With eyes cast downward, “Yes, but... he... well... he destroys those— and I can only fix so many of them at once.”

You chuckled, “What makes you think he won’t destroy me, too?” You knew enough to be more concerned about that than you were allowing yourself to betray with your outward demeanour.

Vader’s son looked back up; narrowed his icy gaze at you. “He’s not a monster— you’re alive, and I know he’ll respect that.”

Again, you didn’t say so out loud, but the man for whom you had agreed to provide care did not have a reputation for respecting life. What had changed about him, in the aftermath of the explosion he’d survived?

“Besides that,” continued Luke, “you’re strong with the Force; it’s how I found you. He’ll feel that, too.”

You hoped he was correct. You’d always had the Force as your ally; for as long as you could remember, you’d been able to harness it— rudimentarily, at least. Your parents, however, had kept you to themselves in spite of your power: They had told you that the Jedi were not to be trusted as they’d once been, in earlier times. You had been raised to strongly detest abuses of power; aside from not trusting Jedi, your own deeply-held convictions had made you highly skeptical of the Empire’s rule as well. The mere existence of elevated positions, in fact, served to make you wary.

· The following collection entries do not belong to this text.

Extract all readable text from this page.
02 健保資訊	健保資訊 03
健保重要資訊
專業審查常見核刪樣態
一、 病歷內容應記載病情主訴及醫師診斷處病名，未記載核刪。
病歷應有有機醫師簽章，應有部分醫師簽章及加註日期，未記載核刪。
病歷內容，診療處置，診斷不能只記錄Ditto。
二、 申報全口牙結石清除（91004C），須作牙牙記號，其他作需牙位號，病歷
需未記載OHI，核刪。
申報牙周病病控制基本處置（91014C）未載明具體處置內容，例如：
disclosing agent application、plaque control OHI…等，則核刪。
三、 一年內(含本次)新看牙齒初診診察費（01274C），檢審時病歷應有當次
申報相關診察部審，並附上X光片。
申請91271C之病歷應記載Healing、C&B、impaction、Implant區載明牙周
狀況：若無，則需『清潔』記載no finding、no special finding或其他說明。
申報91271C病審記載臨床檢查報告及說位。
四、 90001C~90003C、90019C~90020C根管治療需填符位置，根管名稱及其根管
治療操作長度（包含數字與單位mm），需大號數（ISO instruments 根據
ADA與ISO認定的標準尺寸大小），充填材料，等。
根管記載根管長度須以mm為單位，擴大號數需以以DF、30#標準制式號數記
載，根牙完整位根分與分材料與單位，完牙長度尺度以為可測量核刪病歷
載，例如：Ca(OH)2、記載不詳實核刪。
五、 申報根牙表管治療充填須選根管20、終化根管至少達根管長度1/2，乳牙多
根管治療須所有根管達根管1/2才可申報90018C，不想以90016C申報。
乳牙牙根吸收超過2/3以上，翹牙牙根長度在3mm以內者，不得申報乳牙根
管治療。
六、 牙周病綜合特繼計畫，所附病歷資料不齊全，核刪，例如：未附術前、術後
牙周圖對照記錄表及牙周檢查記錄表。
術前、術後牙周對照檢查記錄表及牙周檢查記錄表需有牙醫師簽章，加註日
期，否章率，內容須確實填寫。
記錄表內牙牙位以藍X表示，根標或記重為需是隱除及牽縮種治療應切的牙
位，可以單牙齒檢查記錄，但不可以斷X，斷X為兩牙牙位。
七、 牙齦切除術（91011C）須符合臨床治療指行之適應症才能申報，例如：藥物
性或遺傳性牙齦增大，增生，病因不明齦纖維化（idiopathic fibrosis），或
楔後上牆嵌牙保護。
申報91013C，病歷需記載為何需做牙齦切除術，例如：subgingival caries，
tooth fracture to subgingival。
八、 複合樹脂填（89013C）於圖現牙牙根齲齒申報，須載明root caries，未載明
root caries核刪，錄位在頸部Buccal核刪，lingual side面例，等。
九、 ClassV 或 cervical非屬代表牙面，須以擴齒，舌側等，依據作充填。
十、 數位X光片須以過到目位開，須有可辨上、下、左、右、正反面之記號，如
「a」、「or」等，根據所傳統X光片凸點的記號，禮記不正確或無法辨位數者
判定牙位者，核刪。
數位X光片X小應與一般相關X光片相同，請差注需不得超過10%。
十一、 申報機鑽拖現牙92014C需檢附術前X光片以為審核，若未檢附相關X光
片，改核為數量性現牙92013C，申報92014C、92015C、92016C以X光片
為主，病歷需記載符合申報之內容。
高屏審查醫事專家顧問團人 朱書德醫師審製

Luke hardly exuded the sort of complacent, self-righteous aloofness you would have expected of a Jedi Knight; anyway, you had desperately been seeking a job to do— a place to be.

“What does he prefer to be called now?” you asked, ignoring the younger Skywalker’s pointed evaluation of your abilities.

He looked taken off-guard by your question. “I— well, I call him ‘father’.” He seemed to think for a moment. “...Nobody else speaks to him,” he confessed. “I... I don’t know what he’ll want to be called.”

“I suppose I’ll have to ask, then,” you said, and at that you felt a rough bump: You were riding aboard a small-yet-nimble little starship of Luke’s right now; you were travelling quickly, and by yourselves.

You had just begun to pass through the thin atmosphere of the moon on which the man formerly known as Darth Vader was being kept away from those who still wanted him dead.

As the trees concealing his hiding place came into view, you couldn’t help wondering if anybody but his own son thought that the galaxy was better-off with him alive.